If the industry is at the point where anyone can launch a dating site or become a pseudo-affiliate of White Label Dating, where is the interesting stuff happening? These days the action and interesting stuff tends to be happening at the top ten dating sites. Thats where the real innovation and growth is occurring, along with one heck of a steep learning curve. And that’s where my focus is moving towards as well.

Lately I’ve been reading more stories like these:

Is Big Data at a tipping point?

Online dating: Your profile’s long, scary shelf life

How Google and Facebook are using R:

Itamar Rosenn at Facebook conveyed how Facebook’s Data Team used R in 2007 to answer two questions about new users: (i) which data points predict whether a user will stay? and (ii) if they stay, which data points predict how active they’ll be after three months?

For the first question, Itamar’s team used recursive partitioning (via the rpart package) to infer that just two data points are significantly predictive of whether a user remains on Facebook: (i) having more than one session as a new user, and (ii) entering basic profile information.

For the second question, they fit the data to a logistic model using a least angle regression approach (via the lars package), and found that activity at three months was predicted by variables related to three classes of behavior: (i) how often a user was reached out to by others, (ii) frequency of third party application use, and (iii) what Itamar termed “receptiveness” — related to how forthcoming a user was on the site.

Facebook’s “In-House Sociologist” Shares Stats on Users’ Social Behavior

These stories may seem to have little to do with online dating, but as a whole they can be seen as incredibly inspiring when viewed from the perspective of someone running an established dating site or looking to start one.

One one end of the spectrum we have bare-bones sites like SinglesNet at the top of the charts, both for traffic and consumer complaints. On the other end we have analysis-driven dating sites like Chemistry and eHarmony (both with their share of complaints as well) leading the charge into massively scalable dating sites able to match members heuristically.
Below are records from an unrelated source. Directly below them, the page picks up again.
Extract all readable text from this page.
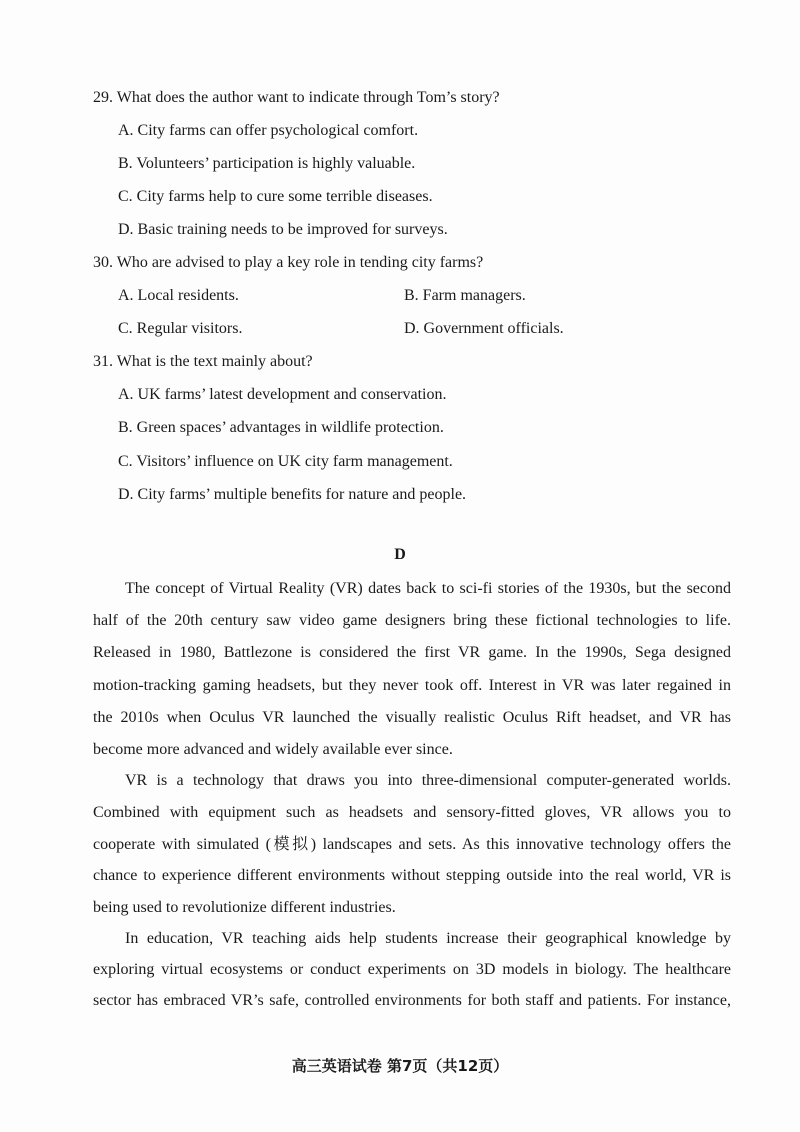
29. What does the author want to indicate through Tom’s story?
A. City farms can offer psychological comfort.
B. Volunteers’ participation is highly valuable.
C. City farms help to cure some terrible diseases.
D. Basic training needs to be improved for surveys.
30. Who are advised to play a key role in tending city farms?
A. Local residents.	B. Farm managers.
C. Regular visitors.	D. Government officials.
31. What is the text mainly about?
A. UK farms’ latest development and conservation.
B. Green spaces’ advantages in wildlife protection.
C. Visitors’ influence on UK city farm management.
D. City farms’ multiple benefits for nature and people.
D
The concept of Virtual Reality (VR) dates back to sci-fi stories of the 1930s, but the second
half of the 20th century saw video game designers bring these fictional technologies to life.
Released in 1980, Battlezone is considered the first VR game. In the 1990s, Sega designed
motion-tracking gaming headsets, but they never took off. Interest in VR was later regained in
the 2010s when Oculus VR launched the visually realistic Oculus Rift headset, and VR has
become more advanced and widely available ever since.
VR is a technology that draws you into three-dimensional computer-generated worlds.
Combined with equipment such as headsets and sensory-fitted gloves, VR allows you to
cooperate with simulated (模拟) landscapes and sets. As this innovative technology offers the
chance to experience different environments without stepping outside into the real world, VR is
being used to revolutionize different industries.
In education, VR teaching aids help students increase their geographical knowledge by
exploring virtual ecosystems or conduct experiments on 3D models in biology. The healthcare
sector has embraced VR’s safe, controlled environments for both staff and patients. For instance,
高三英语试卷 第7页（共12页）
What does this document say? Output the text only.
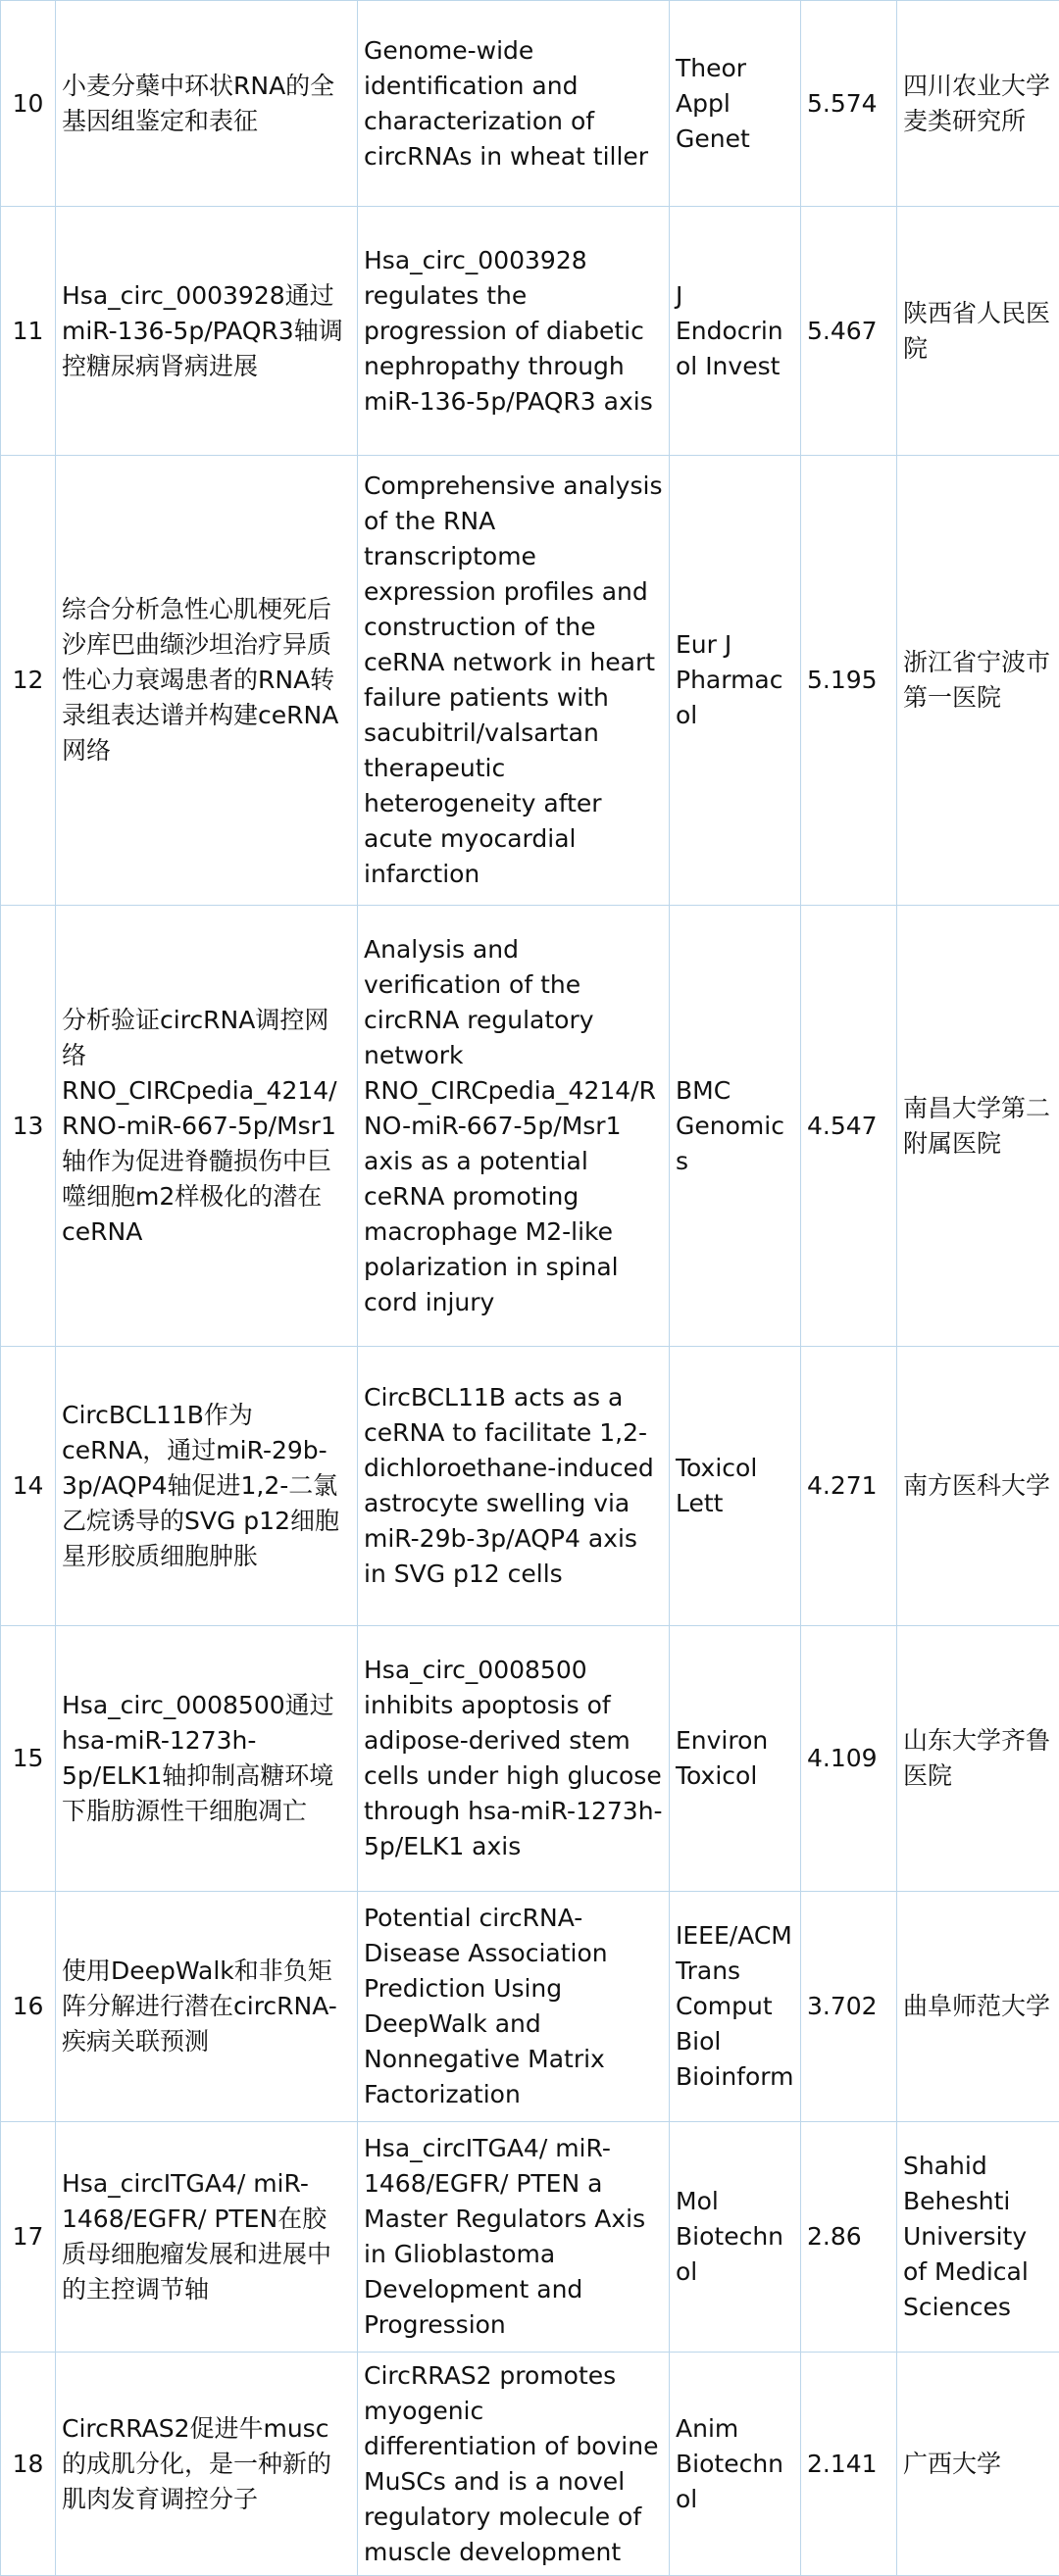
10	小麦分蘖中环状RNA的全基因组鉴定和表征	Genome-wide identification and characterization of circRNAs in wheat tiller	Theor Appl Genet	5.574	四川农业大学麦类研究所
11	Hsa_circ_0003928通过miR-136-5p/PAQR3轴调控糖尿病肾病进展	Hsa_circ_0003928 regulates the progression of diabetic nephropathy through miR-136-5p/PAQR3 axis	J Endocrinol Invest	5.467	陕西省人民医院
12	综合分析急性心肌梗死后沙库巴曲缬沙坦治疗异质性心力衰竭患者的RNA转录组表达谱并构建ceRNA网络	Comprehensive analysis of the RNA transcriptome expression profiles and construction of the ceRNA network in heart failure patients with sacubitril/valsartan therapeutic heterogeneity after acute myocardial infarction	Eur J Pharmacol	5.195	浙江省宁波市第一医院
13	分析验证circRNA调控网络RNO_CIRCpedia_4214/RNO-miR-667-5p/Msr1轴作为促进脊髓损伤中巨噬细胞m2样极化的潜在ceRNA	Analysis and verification of the circRNA regulatory network RNO_CIRCpedia_4214/RNO-miR-667-5p/Msr1 axis as a potential ceRNA promoting macrophage M2-like polarization in spinal cord injury	BMC Genomics	4.547	南昌大学第二附属医院
14	CircBCL11B作为ceRNA，通过miR-29b-3p/AQP4轴促进1,2-二氯乙烷诱导的SVG p12细胞星形胶质细胞肿胀	CircBCL11B acts as a ceRNA to facilitate 1,2-dichloroethane-induced astrocyte swelling via miR-29b-3p/AQP4 axis in SVG p12 cells	Toxicol Lett	4.271	南方医科大学
15	Hsa_circ_0008500通过hsa-miR-1273h-5p/ELK1轴抑制高糖环境下脂肪源性干细胞凋亡	Hsa_circ_0008500 inhibits apoptosis of adipose-derived stem cells under high glucose through hsa-miR-1273h-5p/ELK1 axis	Environ Toxicol	4.109	山东大学齐鲁医院
16	使用DeepWalk和非负矩阵分解进行潜在circRNA-疾病关联预测	Potential circRNA-Disease Association Prediction Using DeepWalk and Nonnegative Matrix Factorization	IEEE/ACM Trans Comput Biol Bioinform	3.702	曲阜师范大学
17	Hsa_circITGA4/ miR-1468/EGFR/ PTEN在胶质母细胞瘤发展和进展中的主控调节轴	Hsa_circITGA4/ miR-1468/EGFR/ PTEN a Master Regulators Axis in Glioblastoma Development and Progression	Mol Biotechnol	2.86	Shahid Beheshti University of Medical Sciences
18	CircRRAS2促进牛musc的成肌分化，是一种新的肌肉发育调控分子	CircRRAS2 promotes myogenic differentiation of bovine MuSCs and is a novel regulatory molecule of muscle development	Anim Biotechnol	2.141	广西大学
In between we have the niche sites making a tidy profit for a handful of companies focused on satisfying customer demand and hopefully having a good time while they do it.
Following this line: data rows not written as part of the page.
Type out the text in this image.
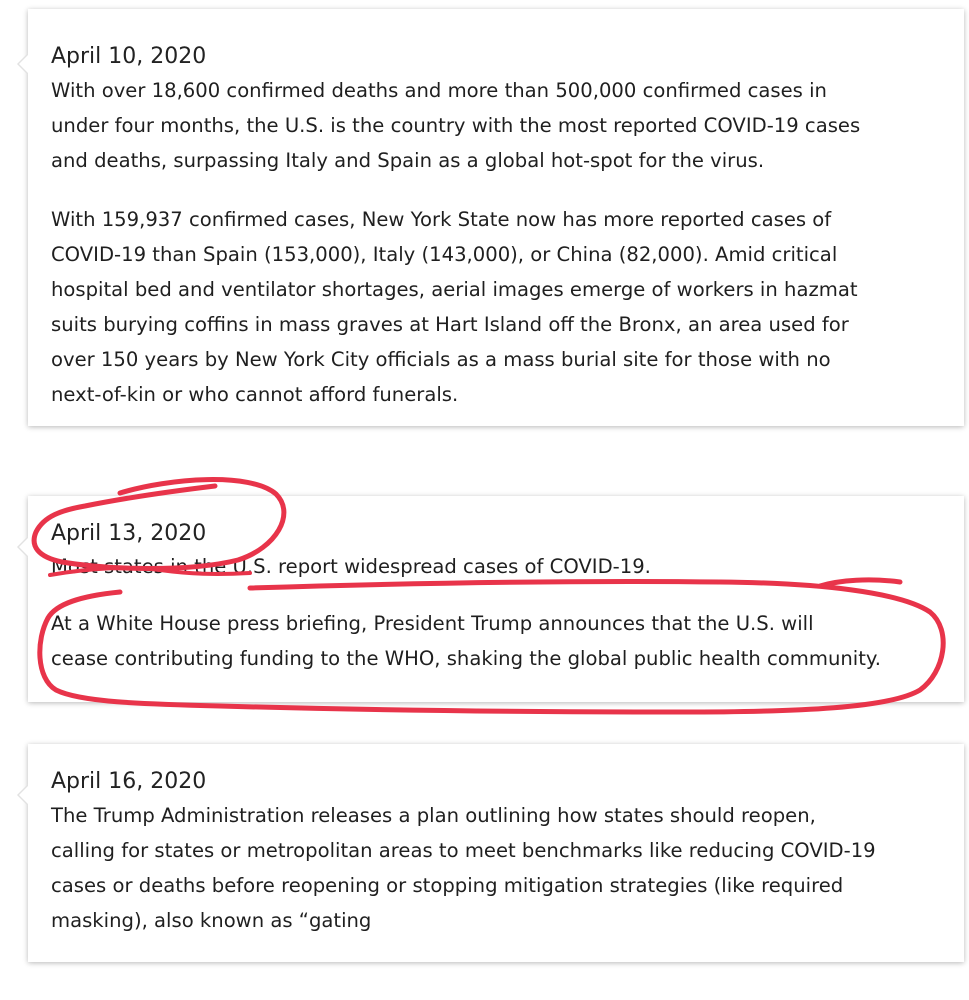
April 10, 2020

With over 18,600 confirmed deaths and more than 500,000 confirmed cases in
under four months, the U.S. is the country with the most reported COVID-19 cases
and deaths, surpassing Italy and Spain as a global hot-spot for the virus.

With 159,937 confirmed cases, New York State now has more reported cases of
COVID-19 than Spain (153,000), Italy (143,000), or China (82,000). Amid critical
hospital bed and ventilator shortages, aerial images emerge of workers in hazmat
suits burying coffins in mass graves at Hart Island off the Bronx, an area used for
over 150 years by New York City officials as a mass burial site for those with no
next-of-kin or who cannot afford funerals.

April 13, 2020

Most states in the U.S. report widespread cases of COVID-19.

At a White House press briefing, President Trump announces that the U.S. will
cease contributing funding to the WHO, shaking the global public health community.

April 16, 2020

The Trump Administration releases a plan outlining how states should reopen,
calling for states or metropolitan areas to meet benchmarks like reducing COVID-19
cases or deaths before reopening or stopping mitigation strategies (like required
masking), also known as “gating
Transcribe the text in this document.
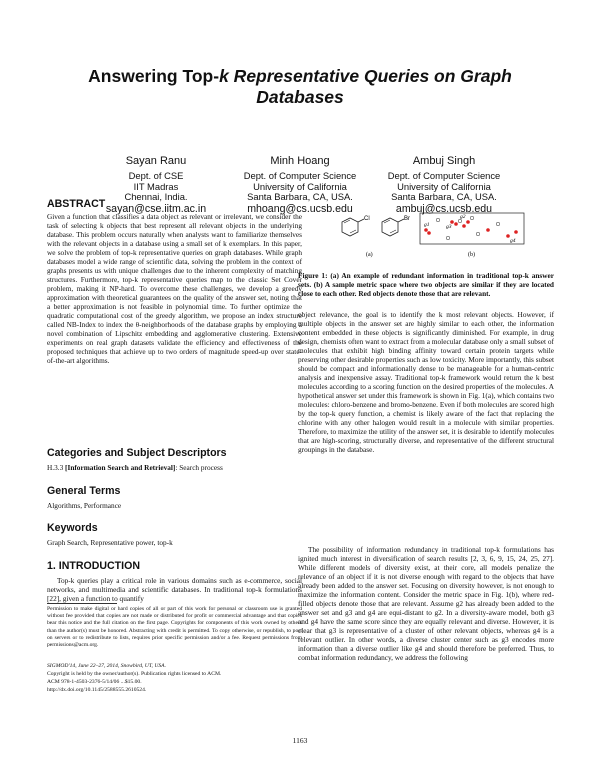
Answering Top-k Representative Queries on Graph
Databases
Sayan Ranu
Dept. of CSE
IIT Madras
Chennai, India.
sayan@cse.iitm.ac.in
Minh Hoang
Dept. of Computer Science
University of California
Santa Barbara, CA, USA.
mhoang@cs.ucsb.edu
Ambuj Singh
Dept. of Computer Science
University of California
Santa Barbara, CA, USA.
ambuj@cs.ucsb.edu
ABSTRACT

Given a function that classifies a data object as relevant or irrelevant, we consider the task of selecting k objects that best represent all relevant objects in the underlying database. This problem occurs naturally when analysts want to familiarize themselves with the relevant objects in a database using a small set of k exemplars. In this paper, we solve the problem of top-k representative queries on graph databases. While graph databases model a wide range of scientific data, solving the problem in the context of graphs presents us with unique challenges due to the inherent complexity of matching structures. Furthermore, top-k representative queries map to the classic Set Cover problem, making it NP-hard. To overcome these challenges, we develop a greedy approximation with theoretical guarantees on the quality of the answer set, noting that a better approximation is not feasible in polynomial time. To further optimize the quadratic computational cost of the greedy algorithm, we propose an index structure called NB-Index to index the θ-neighborhoods of the database graphs by employing a novel combination of Lipschitz embedding and agglomerative clustering. Extensive experiments on real graph datasets validate the efficiency and effectiveness of the proposed techniques that achieve up to two orders of magnitude speed-up over state-of-the-art algorithms.

Categories and Subject Descriptors

H.3.3 [Information Search and Retrieval]: Search process

General Terms

Algorithms, Performance

Keywords

Graph Search, Representative power, top-k

1. INTRODUCTION

Top-k queries play a critical role in various domains such as e-commerce, social networks, and multimedia and scientific databases. In traditional top-k formulations [22], given a function to quantify

Permission to make digital or hard copies of all or part of this work for personal or classroom use is granted without fee provided that copies are not made or distributed for profit or commercial advantage and that copies bear this notice and the full citation on the first page. Copyrights for components of this work owned by others than the author(s) must be honored. Abstracting with credit is permitted. To copy otherwise, or republish, to post on servers or to redistribute to lists, requires prior specific permission and/or a fee. Request permissions from permissions@acm.org.

SIGMOD'14, June 22–27, 2014, Snowbird, UT, USA.

Copyright is held by the owner/author(s). Publication rights licensed to ACM.

ACM 978-1-4503-2376-5/14/06 ...$15.00.

http://dx.doi.org/10.1145/2588555.2610524.

Cl	Br
(a)
g1
g2
g3
g4
(b)
Figure 1: (a) An example of redundant information in traditional top-k answer sets. (b) A sample metric space where two objects are similar if they are located close to each other. Red objects denote those that are relevant.

object relevance, the goal is to identify the k most relevant objects. However, if multiple objects in the answer set are highly similar to each other, the information content embedded in these objects is significantly diminished. For example, in drug design, chemists often want to extract from a molecular database only a small subset of molecules that exhibit high binding affinity toward certain protein targets while preserving other desirable properties such as low toxicity. More importantly, this subset should be compact and informationally dense to be manageable for a human-centric analysis and inexpensive assay. Traditional top-k framework would return the k best molecules according to a scoring function on the desired properties of the molecules. A hypothetical answer set under this framework is shown in Fig. 1(a), which contains two molecules: chloro-benzene and bromo-benzene. Even if both molecules are scored high by the top-k query function, a chemist is likely aware of the fact that replacing the chlorine with any other halogen would result in a molecule with similar properties. Therefore, to maximize the utility of the answer set, it is desirable to identify molecules that are high-scoring, structurally diverse, and representative of the different structural groupings in the database.

The possibility of information redundancy in traditional top-k formulations has ignited much interest in diversification of search results [2, 3, 6, 9, 15, 24, 25, 27]. While different models of diversity exist, at their core, all models penalize the relevance of an object if it is not diverse enough with regard to the objects that have already been added to the answer set. Focusing on diversity however, is not enough to maximize the information content. Consider the metric space in Fig. 1(b), where red-filled objects denote those that are relevant. Assume g2 has already been added to the answer set and g3 and g4 are equi-distant to g2. In a diversity-aware model, both g3 and g4 have the same score since they are equally relevant and diverse. However, it is clear that g3 is representative of a cluster of other relevant objects, whereas g4 is a relevant outlier. In other words, a diverse cluster center such as g3 encodes more information than a diverse outlier like g4 and should therefore be preferred. Thus, to combat information redundancy, we address the following

1163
Then we have the startups, which range from naive to incredibly thoughtful when it comes to business models, marketing plans and expectations. See above.
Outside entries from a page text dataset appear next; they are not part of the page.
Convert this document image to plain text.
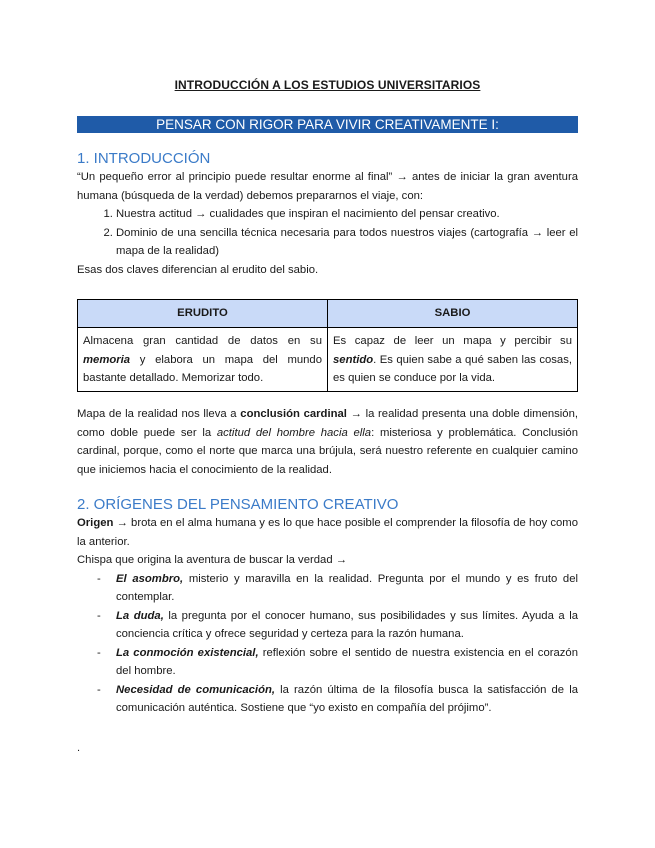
INTRODUCCIÓN A LOS ESTUDIOS UNIVERSITARIOS
PENSAR CON RIGOR PARA VIVIR CREATIVAMENTE I:
1. INTRODUCCIÓN

“Un pequeño error al principio puede resultar enorme al final” → antes de iniciar la gran aventura humana (búsqueda de la verdad) debemos prepararnos el viaje, con:

1. Nuestra actitud → cualidades que inspiran el nacimiento del pensar creativo.
2. Dominio de una sencilla técnica necesaria para todos nuestros viajes (cartografía → leer el mapa de la realidad)

Esas dos claves diferencian al erudito del sabio.

ERUDITO	SABIO
Almacena gran cantidad de datos en su memoria y elabora un mapa del mundo bastante detallado. Memorizar todo.	Es capaz de leer un mapa y percibir su sentido. Es quien sabe a qué saben las cosas, es quien se conduce por la vida.

Mapa de la realidad nos lleva a conclusión cardinal → la realidad presenta una doble dimensión, como doble puede ser la actitud del hombre hacia ella: misteriosa y problemática. Conclusión cardinal, porque, como el norte que marca una brújula, será nuestro referente en cualquier camino que iniciemos hacia el conocimiento de la realidad.

2. ORÍGENES DEL PENSAMIENTO CREATIVO

Origen → brota en el alma humana y es lo que hace posible el comprender la filosofía de hoy como la anterior.

Chispa que origina la aventura de buscar la verdad →

- El asombro, misterio y maravilla en la realidad. Pregunta por el mundo y es fruto del contemplar.
- La duda, la pregunta por el conocer humano, sus posibilidades y sus límites. Ayuda a la conciencia crítica y ofrece seguridad y certeza para la razón humana.
- La conmoción existencial, reflexión sobre el sentido de nuestra existencia en el corazón del hombre.
- Necesidad de comunicación, la razón última de la filosofía busca la satisfacción de la comunicación auténtica. Sostiene que “yo existo en compañía del prójimo”.
.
Each sector of the online dating industry has is own set of issues and objectives but all share these common goals: Attracting members, converting them and then retaining them for as long as possible. This in effect is the essence of online dating and of the work I perform, day in and day out, for five years and counting. These goals will not change anytime soon, but the strategy, execution and resources required the achieve them are evolving drastically. That’s what I attempt to discuss here in the hopes that the online dating industry values my effort and insight enough to warrant hiring me.

As compatibility matching and the systems required to support millions of members continue to increase in complexity, the number of dating site able to compete is going to shrink. This will lead to consolidation, with a few Googles MSN Seach and Ask.com’s in play and then a tier of niche sites catering to 500,000-people communities based on age, sexuality and interest. The rest of the market will solider along, strong enough to live on shoestring budgets and clever marketing campaigns. I think this is exactly where the market needs to go, but the timeline in which this will happen is anyone’s guess.

Anyone who disagrees should go read up on Facebook’s growth, the small number of social networks and the consumer revolt against myriad profiles and demand for simplicity. Online dating is different from social networking in many ways, but the writing is on the wall. What do you think?